A UK based researcher has criticized a situational report on Eritrea commissioned by Denmark’s Immigration Service as “flimsy and harmful” because the report portrayed Eritrea’s rights environment as ‘stable’.

Eritrean Refugees In Israel

Gaim Kibreab, a researcher professor and Course Director of the Refugee Studies at London South Bank University in the UK contributed to the Danish Immigration Service’s report, but has faulted the report’s authors for ignoring his concerns despite his attempts to make corrections before the report was concluded.

“I feel betrayed and demand my name be taken off the report. They have basically ignored a lot of facts and hand-picked a few that fit the conclusion." Kibreab told Politiken.

Until recently, Denmark like many other European countries had favorable immigration policies towards Eritrean refugees due to serious human rights violations perpetrated by the authoritarian Eritrean regime under President Isias Afwerke.

But analysts believe that spikes in recent asylum applications from Eritrean refugees was behind Denmark’s decision to halt asylum applications this summer pending a report by the Danish Immigration Service.
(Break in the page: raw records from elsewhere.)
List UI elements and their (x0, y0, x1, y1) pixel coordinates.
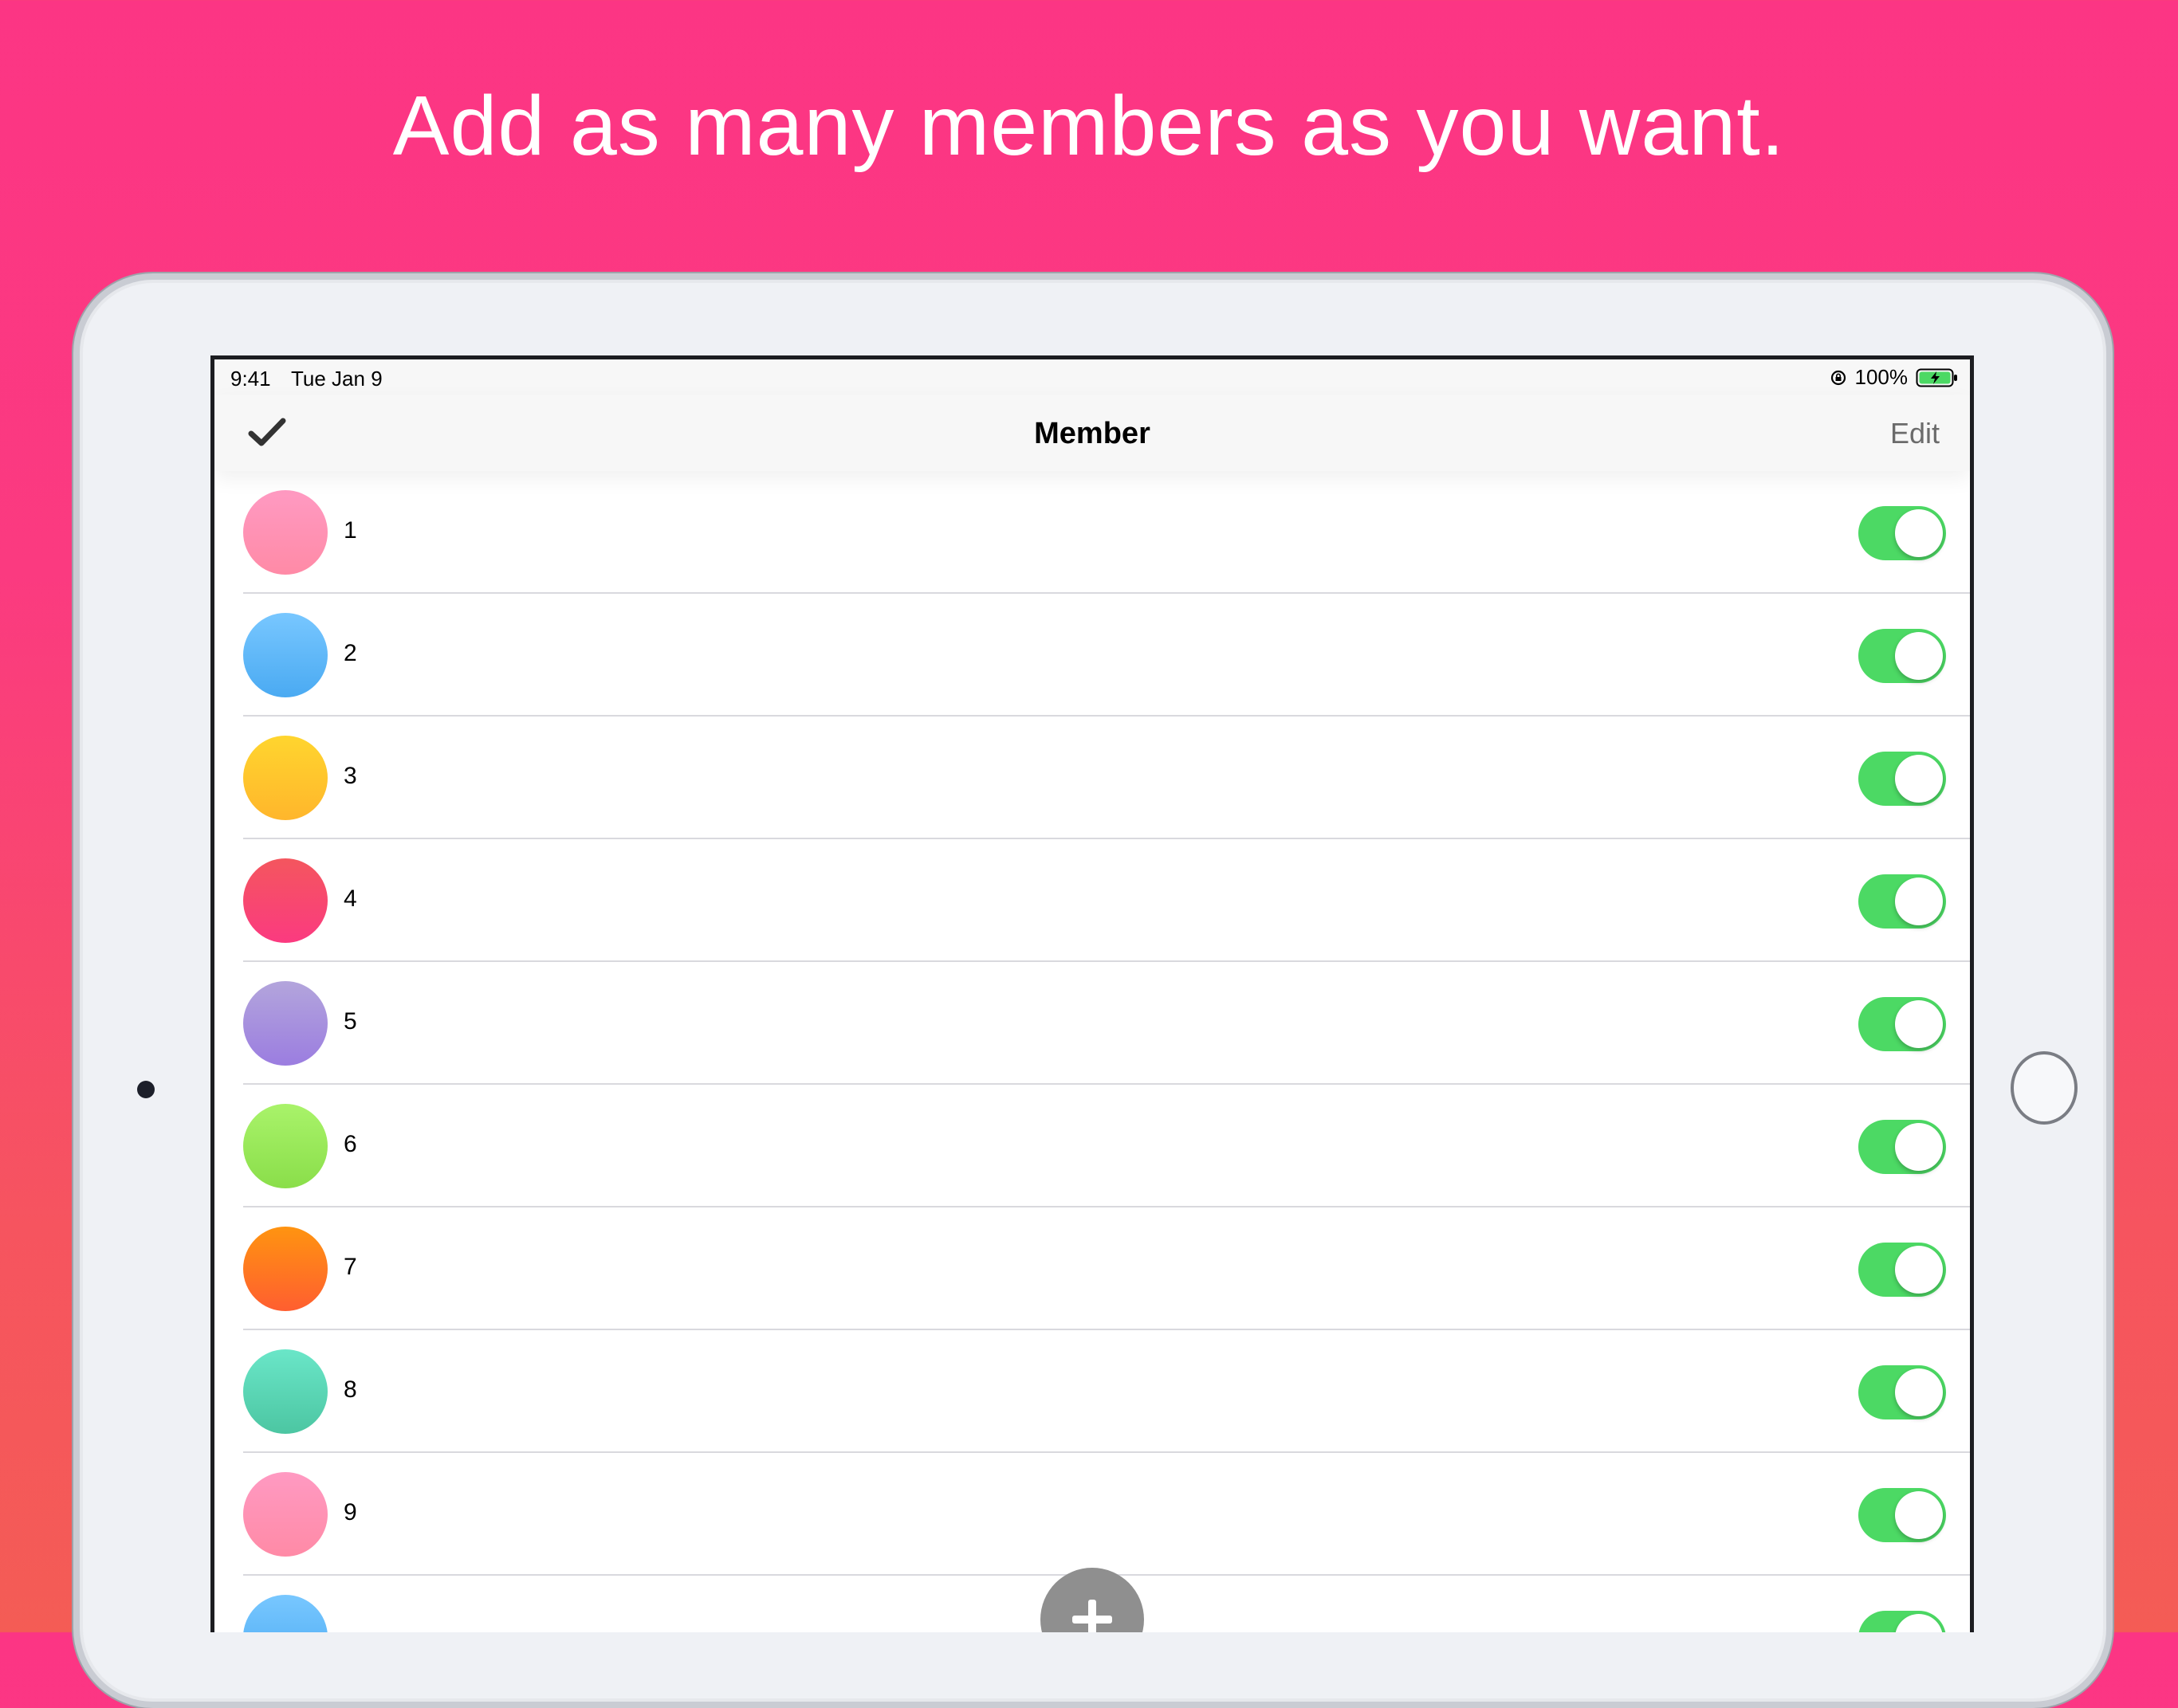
member-row[interactable]: 7 (214, 1207, 1970, 1330)
headline: Add as many members as you want. (392, 79, 1786, 173)
status-date: Tue Jan 9 (291, 367, 383, 391)
member-toggle[interactable] (1858, 752, 1946, 806)
status-right: 100% (1830, 365, 1960, 390)
member-avatar (243, 981, 328, 1066)
toggle-knob (1895, 1246, 1943, 1294)
toggle-knob (1895, 1491, 1943, 1539)
member-row[interactable]: 8 (214, 1330, 1970, 1453)
page-title: Member (1034, 417, 1150, 450)
toggle-knob (1895, 509, 1943, 557)
member-avatar (243, 1349, 328, 1434)
member-toggle[interactable] (1858, 629, 1946, 683)
member-label: 7 (344, 1254, 357, 1280)
navigation-bar: Member Edit (214, 395, 1970, 471)
member-list: 1 2 3 4 5 6 7 8 9 (214, 471, 1970, 1632)
member-row[interactable]: 1 (214, 471, 1970, 594)
member-row[interactable]: 9 (214, 1453, 1970, 1576)
rotation-lock-icon (1830, 369, 1847, 387)
toggle-knob (1895, 878, 1943, 925)
member-label: 4 (344, 885, 357, 912)
toggle-knob (1895, 1000, 1943, 1048)
member-avatar (243, 1595, 328, 1632)
member-toggle[interactable] (1858, 1611, 1946, 1632)
toggle-knob (1895, 1123, 1943, 1171)
member-avatar (243, 1472, 328, 1557)
member-avatar (243, 736, 328, 820)
member-label: 6 (344, 1131, 357, 1157)
member-avatar (243, 858, 328, 943)
member-avatar (243, 613, 328, 697)
battery-percent: 100% (1854, 365, 1909, 389)
member-toggle[interactable] (1858, 1365, 1946, 1419)
member-toggle[interactable] (1858, 1243, 1946, 1297)
status-time: 9:41 (230, 367, 271, 391)
member-label: 8 (344, 1376, 357, 1403)
toggle-knob (1895, 1368, 1943, 1416)
member-row[interactable]: 6 (214, 1085, 1970, 1207)
member-label: 3 (344, 763, 357, 789)
toggle-knob (1895, 632, 1943, 680)
toggle-knob (1895, 755, 1943, 803)
front-camera (137, 1081, 155, 1098)
member-label: 2 (344, 640, 357, 666)
member-label: 1 (344, 517, 357, 544)
app-screen: 9:41 Tue Jan 9 100% Member Edit 1 2 3 4 … (210, 355, 1974, 1632)
member-avatar (243, 490, 328, 575)
member-toggle[interactable] (1858, 874, 1946, 929)
edit-button[interactable]: Edit (1890, 417, 1940, 450)
status-bar: 9:41 Tue Jan 9 100% (214, 359, 1970, 395)
member-toggle[interactable] (1858, 1488, 1946, 1542)
toggle-knob (1895, 1614, 1943, 1632)
member-row[interactable]: 4 (214, 839, 1970, 962)
member-row[interactable]: 2 (214, 594, 1970, 717)
member-label: 9 (344, 1499, 357, 1525)
member-toggle[interactable] (1858, 997, 1946, 1051)
member-label: 5 (344, 1008, 357, 1035)
member-toggle[interactable] (1858, 1120, 1946, 1174)
member-avatar (243, 1104, 328, 1188)
home-button[interactable] (2011, 1051, 2078, 1125)
battery-charging-icon (1916, 367, 1959, 388)
member-row[interactable]: 3 (214, 717, 1970, 839)
member-toggle[interactable] (1858, 506, 1946, 560)
member-avatar (243, 1227, 328, 1311)
member-row[interactable]: 5 (214, 962, 1970, 1085)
Denmark averaged around 10 Eritrean refugees per month in the first quarter of 2014 but, in July, the monthly average rose to 514.
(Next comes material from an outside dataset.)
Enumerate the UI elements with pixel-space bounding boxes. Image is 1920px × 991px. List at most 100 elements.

Last week the Danish Immigration Service announced much tougher immigration processes for Eritrean refugees citing a more stable rights environment and based on the controversial report faulted by observers including an Amnesty International (AI).
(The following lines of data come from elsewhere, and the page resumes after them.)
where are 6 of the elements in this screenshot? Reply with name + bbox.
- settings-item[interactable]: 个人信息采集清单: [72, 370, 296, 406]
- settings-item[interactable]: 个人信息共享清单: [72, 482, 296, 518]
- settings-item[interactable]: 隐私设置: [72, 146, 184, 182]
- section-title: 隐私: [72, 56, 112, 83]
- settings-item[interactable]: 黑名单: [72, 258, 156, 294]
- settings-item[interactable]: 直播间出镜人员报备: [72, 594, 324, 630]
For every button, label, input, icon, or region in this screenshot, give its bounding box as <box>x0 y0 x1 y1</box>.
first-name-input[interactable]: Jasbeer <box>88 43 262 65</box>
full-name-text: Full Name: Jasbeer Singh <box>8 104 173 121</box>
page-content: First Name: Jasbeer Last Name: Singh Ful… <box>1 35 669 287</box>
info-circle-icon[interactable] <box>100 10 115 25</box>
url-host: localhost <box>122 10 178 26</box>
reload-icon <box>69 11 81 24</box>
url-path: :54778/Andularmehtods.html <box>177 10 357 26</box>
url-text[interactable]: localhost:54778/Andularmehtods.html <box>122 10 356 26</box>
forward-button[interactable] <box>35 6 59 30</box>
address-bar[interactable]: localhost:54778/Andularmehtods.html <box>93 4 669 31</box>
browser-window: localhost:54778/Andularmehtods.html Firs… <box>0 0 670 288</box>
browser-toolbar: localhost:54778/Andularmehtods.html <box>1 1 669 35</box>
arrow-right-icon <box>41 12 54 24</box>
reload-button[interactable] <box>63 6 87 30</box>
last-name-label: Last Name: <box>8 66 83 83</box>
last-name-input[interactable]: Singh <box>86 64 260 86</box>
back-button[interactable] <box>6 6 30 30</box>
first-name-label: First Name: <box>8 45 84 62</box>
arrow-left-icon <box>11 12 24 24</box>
“The report seems to be a stunning piece of deliberate politics, concluding one thing but containing the opposite. It concludes that the situation in Eritrea is now stable enough to abandon the automatic asylum right to citizens from Eritrea, but in the Appendix there is substantial evidence to the contrary."-AI spokesman Ole Hoff-Lund told the Anadolu Agency.

Eritrea has been singled out by numerous human rights organizations as having one of the most repressive governments in the world.

The country’s notorious policy of forcibly instituting open-ended and poorly-paid mandatory military conscription has resulted in hundreds of thousands of refugees around the world as young Eritreans risk their lives to escape indefinite military service.